Cientistas apontam que as tempestades inéditas no Rio Grande do Sul foram motivadas por uma combinação de quatro fatores ligados à crise climática: um bloqueio atmosférico atípico, que se formou por conta da onda de calor no centro do país e manteve esse sistema que causou as chuvas “estacionado” sobre o Rio Grande do Sul; a chegada rápida de um sistema de baixa pressão; o El Niño, fenômeno caracterizado pelo aquecimento das águas do Oceano Pacífico; e a elevação anormal da temperatura das águas do Atlântico Sul, associado ao aquecimento global.

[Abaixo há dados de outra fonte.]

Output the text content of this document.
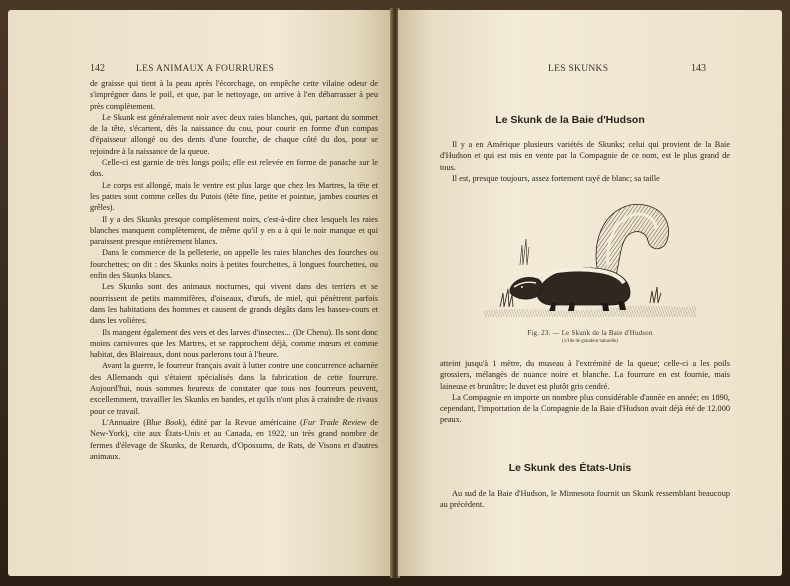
142	LES ANIMAUX A FOURRURES

de graisse qui tient à la peau après l'écorchage, on empêche cette vilaine odeur de s'imprégner dans le poil, et que, par le nettoyage, on arrive à l'en débarrasser à peu près complètement.

Le Skunk est généralement noir avec deux raies blanches, qui, partant du sommet de la tête, s'écartent, dès la naissance du cou, pour courir en forme d'un compas d'épaisseur allongé ou des dents d'une fourche, de chaque côté du dos, pour se rejoindre à la naissance de la queue.

Celle-ci est garnie de très longs poils; elle est relevée en forme de panache sur le dos.

Le corps est allongé, mais le ventre est plus large que chez les Martres, la tête et les pattes sont comme celles du Putois (tête fine, petite et pointue, jambes courtes et grêles).

Il y a des Skunks presque complètement noirs, c'est-à-dire chez lesquels les raies blanches manquent complètement, de même qu'il y en a à qui le noir manque et qui paraissent presque entièrement blancs.

Dans le commerce de la pelleterie, on appelle les raies blanches des fourches ou fourchettes; on dit : des Skunks noirs à petites fourchettes, à longues fourchettes, ou enfin des Skunks blancs.

Les Skunks sont des animaux nocturnes, qui vivent dans des terriers et se nourrissent de petits mammifères, d'oiseaux, d'œufs, de miel, qui pénètrent parfois dans les habitations des hommes et causent de grands dégâts dans les basses-cours et dans les volières.

Ils mangent également des vers et des larves d'insectes... (Dr Chenu). Ils sont donc moins carnivores que les Martres, et se rapprochent déjà, comme mœurs et comme habitat, des Blaireaux, dont nous parlerons tout à l'heure.

Avant la guerre, le fourreur français avait à lutter contre une concurrence acharnée des Allemands qui s'étaient spécialisés dans la fabrication de cette fourrure. Aujourd'hui, nous sommes heureux de constater que tous nos fourreurs peuvent, excellemment, travailler les Skunks en bandes, et qu'ils n'ont plus à craindre de rivaux pour ce travail.

L'Annuaire (Blue Book), édité par la Revue américaine (Fur Trade Review de New-York), cite aux États-Unis et au Canada, en 1922, un très grand nombre de fermes d'élevage de Skunks, de Renards, d'Opossums, de Rats, de Visons et d'autres animaux.

LES SKUNKS	143
Le Skunk de la Baie d'Hudson

Il y a en Amérique plusieurs variétés de Skunks; celui qui provient de la Baie d'Hudson et qui est mis en vente par la Compagnie de ce nom, est le plus grand de tous.

Il est, presque toujours, assez fortement rayé de blanc; sa taille

Fig. 23. — Le Skunk de la Baie d'Hudson
(1/10e de grandeur naturelle)

atteint jusqu'à 1 mètre, du museau à l'extrémité de la queue; celle-ci a les poils grossiers, mélangés de nuance noire et blanche. La fourrure en est fournie, mais laineuse et brunâtre; le duvet est plutôt gris cendré.

La Compagnie en importe un nombre plus considérable d'année en année; en 1890, cependant, l'importation de la Compagnie de la Baie d'Hudson avait déjà été de 12.000 peaux.

Le Skunk des États-Unis

Au sud de la Baie d'Hudson, le Minnesota fournit un Skunk ressemblant beaucoup au précédent.
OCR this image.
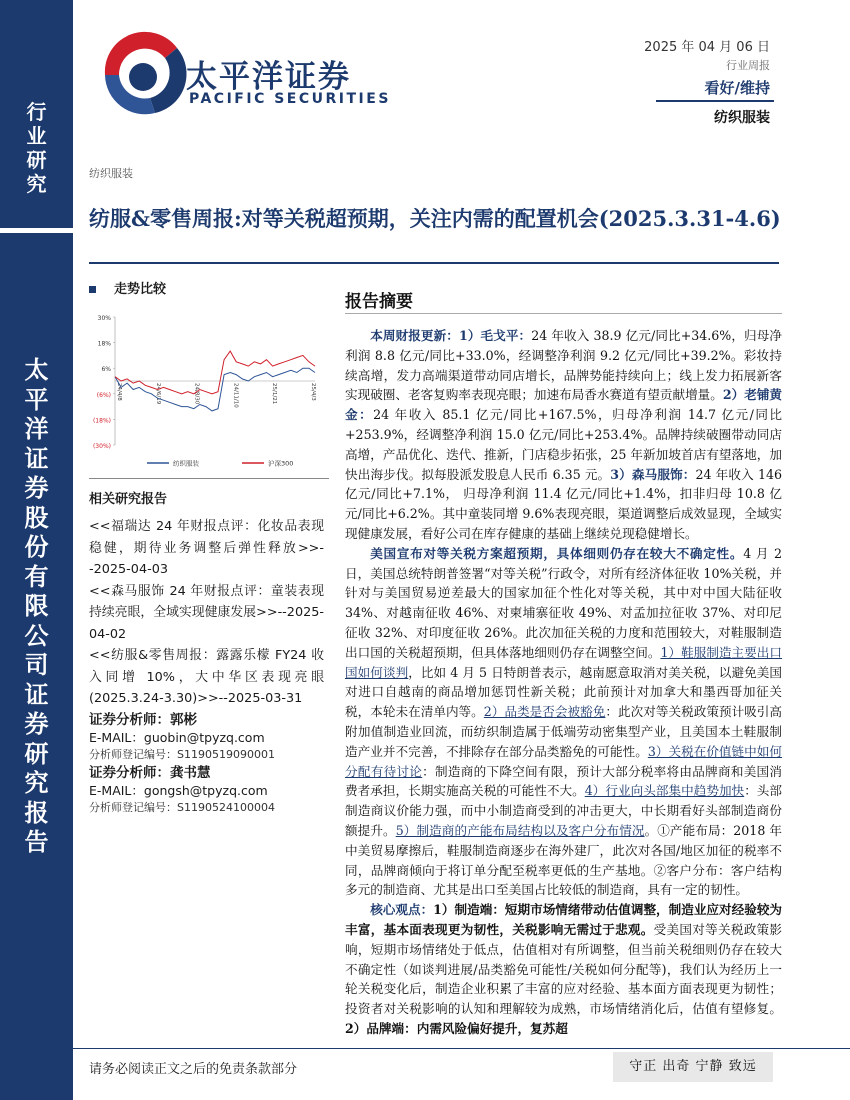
行
业
研
究
太
平
洋
证
券
股
份
有
限
公
司
证
券
研
究
报
告
太平洋证券
PACIFIC SECURITIES
2025 年 04 月 06 日
行业周报
看好/维持
纺织服装
纺织服装
纺服&零售周报:对等关税超预期，关注内需的配置机会(2025.3.31-4.6)
走势比较
30%
18%
6%
(6%)
(18%)
(30%)
24/4/8	24/6/19	24/8/30	24/11/10	25/1/21	25/4/3
纺织服装	沪深300
相关研究报告

<<福瑞达 24 年财报点评：化妆品表现稳健，期待业务调整后弹性释放>>--2025-04-03

<<森马服饰 24 年财报点评：童装表现持续亮眼，全域实现健康发展>>--2025-04-02

<<纺服&零售周报：露露乐檬 FY24 收入同增 10%，大中华区表现亮眼(2025.3.24-3.30)>>--2025-03-31

证券分析师：郭彬
E-MAIL：guobin@tpyzq.com
分析师登记编号：S1190519090001
证券分析师：龚书慧
E-MAIL：gongsh@tpyzq.com
分析师登记编号：S1190524100004
报告摘要

本周财报更新：1）毛戈平：24 年收入 38.9 亿元/同比+34.6%，归母净利润 8.8 亿元/同比+33.0%，经调整净利润 9.2 亿元/同比+39.2%。彩妆持续高增，发力高端渠道带动同店增长，品牌势能持续向上；线上发力拓展新客实现破圈、老客复购率表现亮眼；加速布局香水赛道有望贡献增量。2）老铺黄金：24 年收入 85.1 亿元/同比+167.5%，归母净利润 14.7 亿元/同比+253.9%，经调整净利润 15.0 亿元/同比+253.4%。品牌持续破圈带动同店高增，产品优化、迭代、推新，门店稳步拓张，25 年新加坡首店有望落地，加快出海步伐。拟每股派发股息人民币 6.35 元。3）森马服饰：24 年收入 146 亿元/同比+7.1%， 归母净利润 11.4 亿元/同比+1.4%，扣非归母 10.8 亿元/同比+6.2%。其中童装同增 9.6%表现亮眼，渠道调整后成效显现，全域实现健康发展，看好公司在库存健康的基础上继续兑现稳健增长。

美国宣布对等关税方案超预期，具体细则仍存在较大不确定性。4 月 2 日，美国总统特朗普签署“对等关税”行政令，对所有经济体征收 10%关税，并针对与美国贸易逆差最大的国家加征个性化对等关税，其中对中国大陆征收 34%、对越南征收 46%、对柬埔寨征收 49%、对孟加拉征收 37%、对印尼征收 32%、对印度征收 26%。此次加征关税的力度和范围较大，对鞋服制造出口国的关税超预期，但具体落地细则仍存在调整空间。1）鞋服制造主要出口国如何谈判，比如 4 月 5 日特朗普表示，越南愿意取消对美关税，以避免美国对进口自越南的商品增加惩罚性新关税；此前预计对加拿大和墨西哥加征关税，本轮未在清单内等。2）品类是否会被豁免：此次对等关税政策预计吸引高附加值制造业回流，而纺织制造属于低端劳动密集型产业，且美国本土鞋服制造产业并不完善，不排除存在部分品类豁免的可能性。3）关税在价值链中如何分配有待讨论：制造商的下降空间有限，预计大部分税率将由品牌商和美国消费者承担，长期实施高关税的可能性不大。4）行业向头部集中趋势加快：头部制造商议价能力强，而中小制造商受到的冲击更大，中长期看好头部制造商份额提升。5）制造商的产能布局结构以及客户分布情况。①产能布局：2018 年中美贸易摩擦后，鞋服制造商逐步在海外建厂，此次对各国/地区加征的税率不同，品牌商倾向于将订单分配至税率更低的生产基地。②客户分布：客户结构多元的制造商、尤其是出口至美国占比较低的制造商，具有一定的韧性。

核心观点：1）制造端：短期市场情绪带动估值调整，制造业应对经验较为丰富，基本面表现更为韧性，关税影响无需过于悲观。受美国对等关税政策影响，短期市场情绪处于低点，估值相对有所调整，但当前关税细则仍存在较大不确定性（如谈判进展/品类豁免可能性/关税如何分配等)，我们认为经历上一轮关税变化后，制造企业积累了丰富的应对经验、基本面方面表现更为韧性；投资者对关税影响的认知和理解较为成熟，市场情绪消化后，估值有望修复。2）品牌端：内需风险偏好提升，复苏超

请务必阅读正文之后的免责条款部分	守正 出奇 宁静 致远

Seca histórica, número recorde de queimadas
Essa violenta onda de calor em pleno outono foi apenas um dos episódios de altas temperaturas extremas no país: a crise climática trouxe ondas de calor em quase todos os meses de 2024, de acordo com Laboratório de Análise e Processamento de Imagens de Satélites (Lapis). Associada às altas temperaturas, uma seca extrema atingiu a maioria dos estados brasileiros. De acordo com dados do Cemaden, (Centro Nacional de Monitoramento e Alertas de Desastres Naturais, do Ministério da Ciência, Tecnologia e Inovação), o Brasil está enfrentando a pior seca em 70 anos; desde 1950, não se registrava uma situação tão grave no país.
Com a crise climática, a seca em 2024 foi particularmente severa na Amazônia, repetindo a situação de estiagem extrema de 2023. Os rios da Amazônia começaram, inclusive, a secar mais cedo. No primeiro semestre, choveu menos que o esperado em toda a região. De acordo com o Cemaden, regiões da Amazônia enfrentaram a pior seca desde o começo da série histórica, em 1950: norte do Acre, grande parte de Rondônia, a maior parte da Amazônia Matogrossense, o oeste do Amazonas e o sul do Pará.
Seis rios da Amazônia atingiram mínimas históricas com a seca extrema de 2024: Rio Negro, em Manaus e outros pontos; Rio Solimões, em Tabatinga, Boa Fé e Coari Amazonas; Rio Madeira, na região de Porto Velho e Humaitá, Rondônia; Rio Tapajós, na região de Itaituba, no Pará; Rio Xingu, em Pedra do Ó, Pará; e Rio Acre, no Acre. A seca extrema também atingiu pelo menos 42 territórios indígenas na Amazônia, de acordo com levantamento da Coordenação das Organizações Indígenas da Amazônia Brasileira (Coiab) – outros mais de 100 também foram impactados pela pior estiagem na região.
Atrás da seca extrema, veio o aumento do número de queimadas. Dados do Programa Queimadas do Instituto Nacional de Pesquisas Espaciais (Inpe) mostram que, em 2024, a Amazônia teve o maior número de focos de calor dos últimos 17 anos. Até o início de dezembro foram 137.538, o que inclui queimadas e incêndios florestais. O período só não foi pior do que em 2007, quando foram registrados 186.480 focos. Em relação a 2023, houve aumento de 43%; em todo o ano passado, foram 98.646 focos de incêndio. Os chamados rios voadores, que normalmente transportam umidade para o centro-sul, tornaram-se corredores de fumaça tóxica.
A fumaça dos incêndios na Amazônia não cobriu apenas cidades da região (como Manaus, Porto Velho e Belém), mas alcançou até Brasília e São Paulo, estado que também registrou recorde de queimadas. E a Amazônia não foi o único bioma a sofrer com o aumento das queimadas – apesar da queda no desmatamento. O Cerrado, com 80,5 mil focos de incêndio, e a Mata Atlântica, com 21 mil, registram crescimento significativo no número de queimadas (62,6%, no Cerrado, e 86,2%, na Mata Atlântica. O Pantanal, onde os rios também tiveram baixas históricas, registrou alarmantes 14,4 mil incêndios, um aumento de 133% – os focos de calor mais do que duplicaram na região.
O Rio Grande do Sul submerso e quase todo o resto do Brasil em chamas – ou enfrentando uma seca histórica. A crise climática é o novo normal: e o país precisa ir se adaptando a essa realidade. Cada retrospectiva anual tende a ser um inventário de catástrofes climáticas – só podemos torcer que 2025 seja um pouco menos quente e mais ameno que 2024. Mas serão necessárias mudanças históricas para a redução das emissões de gases, que evitem a escalada do aquecimento do planeta.